O governo brasileiro planeja acelerar o envio da proposta de internalização do acordo Mercosul–União Europeia ao Congresso Nacional, conforme informou o vice-presidente após encontro com parlamentares que atuam na área de política externa.

Na quarta-feira, o Parlamento Europeu aprovou que os países contrários ao acordo Mercosul–UE possam levar o tratado à Justiça, o que pode atrasar ou até impedir sua entrada em vigor definitiva.

Essa iniciativa provocou uma disputa judicial na Europa relacionada a temas ambientais e regulatórios, o que pode prolongar o processo de ratificação.

Geraldo Alckmin recebeu o senador Nelsinho Trad (PSD-MS), presidente da Comissão de Relações Exteriores do Senado, e o deputado Arlindo Chinaglia (PT-SP), representante do Parlamento do Mercosul. O vice-presidente ressaltou que o governo quer acelerar a tramitação para evitar demoras causadas pela disputa judicial na Europa.

— Foram 25 anos de negociações. Tivemos um contratempo, mas vamos superá-lo. O governo decidiu acelerar o processo — disse Alckmin, acrescentando que o presidente Lula deve enviar em breve ao Congresso a proposta para adesão e internalização do acordo.

Sobre a possível demora de até dois anos por essas disputas, Alckmin minimizou o impacto e reiterou que o governo trabalha para evitar esse atraso.

— A intenção é que não haja atraso. Se dependesse de nós, tudo já estaria acelerado. É um contratempo, mas será superado — afirmou.

Alckmin considerou o acordo histórico e enfatizou sua importância política em um contexto internacional marcado por tensões geopolíticas e protecionismo.

— Esse é o maior acordo entre blocos no mundo em tempos de instabilidade global. Ele mostra que, por meio do diálogo e do entendimento, é possível abrir mercados, fortalecer o multilateralismo, estimular investimentos mútuos e aproximar os povos — destacou.
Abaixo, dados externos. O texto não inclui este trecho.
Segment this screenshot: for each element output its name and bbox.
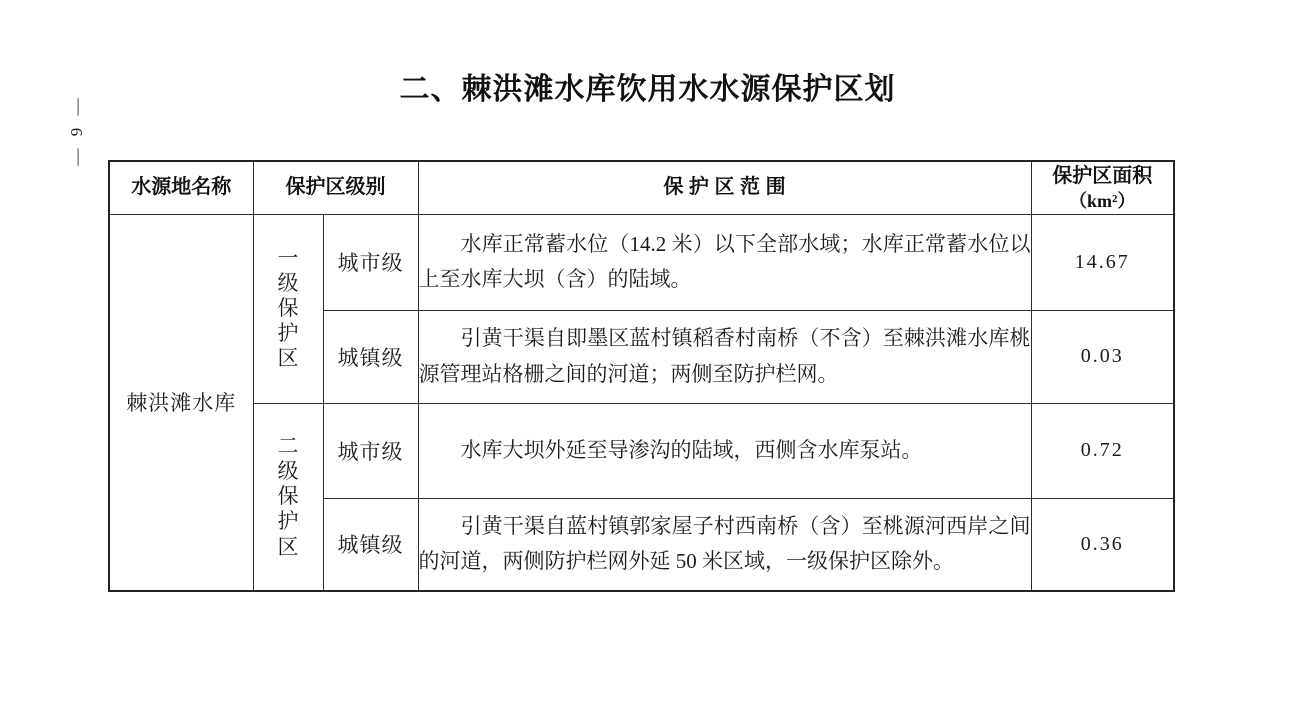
header-zone-area-unit: （km²） — [1032, 190, 1174, 213]
cell-area: 0.36 — [1031, 498, 1174, 591]
header-source-name: 水源地名称 — [109, 161, 253, 214]
cell-level-primary: 一级保护区 — [253, 214, 323, 403]
level-primary-text: 一级保护区 — [278, 246, 299, 372]
level-secondary-text: 二级保护区 — [278, 434, 299, 560]
cell-scope: 水库正常蓄水位（14.2 米）以下全部水域；水库正常蓄水位以上至水库大坝（含）的… — [418, 214, 1031, 310]
cell-scope: 引黄干渠自蓝村镇郭家屋子村西南桥（含）至桃源河西岸之间的河道，两侧防护栏网外延 … — [418, 498, 1031, 591]
table-row: 二级保护区 城市级 水库大坝外延至导渗沟的陆域，西侧含水库泵站。 0.72 — [109, 403, 1174, 498]
header-zone-level: 保护区级别 — [253, 161, 418, 214]
cell-sublevel: 城镇级 — [323, 310, 418, 403]
page-title: 二、棘洪滩水库饮用水水源保护区划 — [0, 64, 1295, 108]
cell-sublevel: 城市级 — [323, 403, 418, 498]
cell-scope: 水库大坝外延至导渗沟的陆域，西侧含水库泵站。 — [418, 403, 1031, 498]
protection-zone-table: 水源地名称 保护区级别 保 护 区 范 围 保护区面积 （km²） 棘洪滩水库 … — [108, 160, 1175, 592]
scope-text: 水库大坝外延至导渗沟的陆域，西侧含水库泵站。 — [419, 433, 1031, 468]
scope-text: 引黄干渠自蓝村镇郭家屋子村西南桥（含）至桃源河西岸之间的河道，两侧防护栏网外延 … — [419, 509, 1031, 579]
cell-area: 0.72 — [1031, 403, 1174, 498]
cell-area: 0.03 — [1031, 310, 1174, 403]
header-zone-area-title: 保护区面积 — [1032, 164, 1174, 189]
table-row: 棘洪滩水库 一级保护区 城市级 水库正常蓄水位（14.2 米）以下全部水域；水库… — [109, 214, 1174, 310]
table-header-row: 水源地名称 保护区级别 保 护 区 范 围 保护区面积 （km²） — [109, 161, 1174, 214]
cell-sublevel: 城市级 — [323, 214, 418, 310]
cell-level-secondary: 二级保护区 — [253, 403, 323, 591]
header-zone-area: 保护区面积 （km²） — [1031, 161, 1174, 214]
cell-source-name: 棘洪滩水库 — [109, 214, 253, 591]
cell-sublevel: 城镇级 — [323, 498, 418, 591]
cell-scope: 引黄干渠自即墨区蓝村镇稻香村南桥（不含）至棘洪滩水库桃源管理站格栅之间的河道；两… — [418, 310, 1031, 403]
document-page: — 9 — 二、棘洪滩水库饮用水水源保护区划 水源地名称 保护区级别 保 护 区… — [0, 0, 1295, 704]
scope-text: 引黄干渠自即墨区蓝村镇稻香村南桥（不含）至棘洪滩水库桃源管理站格栅之间的河道；两… — [419, 321, 1031, 391]
cell-area: 14.67 — [1031, 214, 1174, 310]
scope-text: 水库正常蓄水位（14.2 米）以下全部水域；水库正常蓄水位以上至水库大坝（含）的… — [419, 227, 1031, 297]
header-zone-scope: 保 护 区 范 围 — [418, 161, 1031, 214]
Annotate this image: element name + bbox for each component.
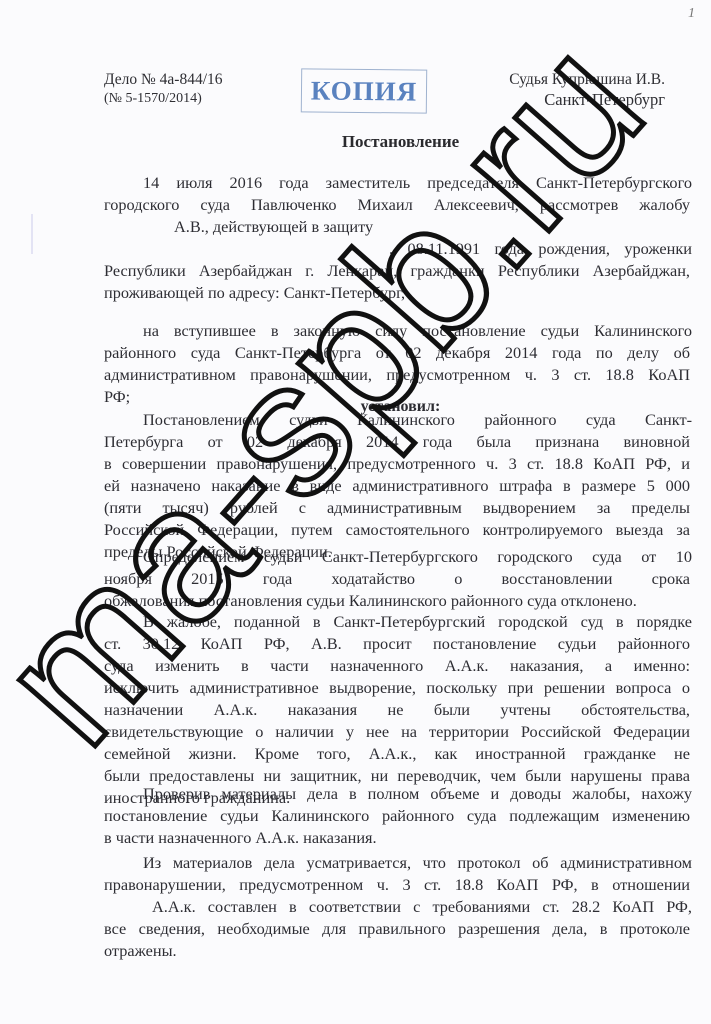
text-line: административном правонарушении, предусм… bbox=[104, 364, 690, 386]
text-line: все сведения, необходимые для правильног… bbox=[104, 918, 690, 940]
text-line: назначении А.А.к. наказания не были учте… bbox=[104, 699, 690, 721]
case-number: Дело № 4а-844/16 bbox=[104, 70, 223, 89]
city: Санкт-Петербург bbox=[544, 90, 665, 109]
text-line: Российской Федерации, путем самостоятель… bbox=[104, 519, 690, 541]
text-line: городского суда Павлюченко Михаил Алексе… bbox=[104, 194, 690, 216]
text-line: . 08.11.1991 года рождения, уроженки bbox=[389, 238, 692, 260]
text-line: 14 июля 2016 года заместитель председате… bbox=[143, 172, 692, 194]
text-line: Республики Азербайджан г. Ленкаран, граж… bbox=[104, 260, 690, 282]
text-line: на вступившее в законную силу постановле… bbox=[143, 320, 692, 342]
text-line: А.А.к. составлен в соответствии с требов… bbox=[152, 896, 692, 918]
text-line: в части назначенного А.А.к. наказания. bbox=[104, 827, 377, 849]
margin-pencil-mark bbox=[31, 214, 33, 254]
text-line: семейной жизни. Кроме того, А.А.к., как … bbox=[104, 743, 690, 765]
page-number: 1 bbox=[688, 6, 695, 22]
text-line: Петербурга от 02 декабря 2014 года была … bbox=[104, 431, 690, 453]
text-line: районного суда Санкт-Петербурга от 02 де… bbox=[104, 342, 690, 364]
text-line: Из материалов дела усматривается, что пр… bbox=[143, 852, 692, 874]
text-line: в совершении правонарушения, предусмотре… bbox=[104, 453, 690, 475]
text-line: ноября 2015 года ходатайство о восстанов… bbox=[104, 568, 690, 590]
text-line: В жалобе, поданной в Санкт-Петербургский… bbox=[143, 611, 692, 633]
text-line: ей назначено наказание в виде администра… bbox=[104, 475, 690, 497]
text-line: Проверив материалы дела в полном объеме … bbox=[143, 783, 692, 805]
text-line: проживающей по адресу: Санкт-Петербург, bbox=[104, 282, 405, 304]
text-line: свидетельствующие о наличии у нее на тер… bbox=[104, 721, 690, 743]
text-line: правонарушении, предусмотренном ч. 3 ст.… bbox=[104, 874, 690, 896]
text-line: Постановлением судьи Калининского районн… bbox=[143, 409, 692, 431]
text-line: обжалования постановления судьи Калининс… bbox=[104, 590, 637, 612]
document-title: Постановление bbox=[0, 132, 711, 152]
text-line: отражены. bbox=[104, 940, 177, 962]
text-line: А.В., действующей в защиту bbox=[174, 216, 373, 238]
text-line: суда изменить в части назначенного А.А.к… bbox=[104, 655, 690, 677]
text-line: ст. 30.12 КоАП РФ, А.В. просит постановл… bbox=[104, 633, 690, 655]
text-line: исключить административное выдворение, п… bbox=[104, 677, 690, 699]
copy-stamp: КОПИЯ bbox=[301, 68, 427, 113]
text-line: (пяти тысяч) рублей с административным в… bbox=[104, 497, 690, 519]
prior-case-number: (№ 5-1570/2014) bbox=[104, 89, 202, 108]
text-line: постановление судьи Калининского районно… bbox=[104, 805, 690, 827]
text-line: Определением судьи Санкт-Петербургского … bbox=[143, 546, 692, 568]
judge-name: Судья Купрюшина И.В. bbox=[509, 70, 665, 89]
document-page: 1 Дело № 4а-844/16 (№ 5-1570/2014) КОПИЯ… bbox=[0, 0, 711, 1024]
copy-stamp-label: КОПИЯ bbox=[311, 75, 418, 107]
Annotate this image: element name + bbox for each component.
O Brasil não pretende interromper o processo e continuará cooperando com seus parceiros europeus. Alckmin lembrou que o presidente Lula foi um dos principais articuladores do acordo com a União Europeia, o qual se soma a outros recentemente firmados pelo Mercosul, como os pactos com Singapura e com a Associação Europeia de Livre Comércio (EFTA).

— O presidente Lula foi o grande incentivador desse acordo. Ele lutou muito por essa conquista. Agora é seguir trabalhando — afirmou.

O senador Nelsinho Trad ressaltou que o Senado está preparado para agilizar a tramitação e mostrou otimismo com o clima político no Congresso.

— Levou mais de 25 anos para chegar até aqui. Faremos nossa parte. Há harmonia no Parlamento para acelerar essa aprovação — declarou.

Trad também destacou o comprometimento das principais lideranças do Congresso, tanto no Senado quanto na Câmara, para considerar o acordo uma prioridade.

— O que pudermos fazer para acelerar a aprovação e garantir que os benefícios do acordo cheguem à população brasileira, faremos — concluiu.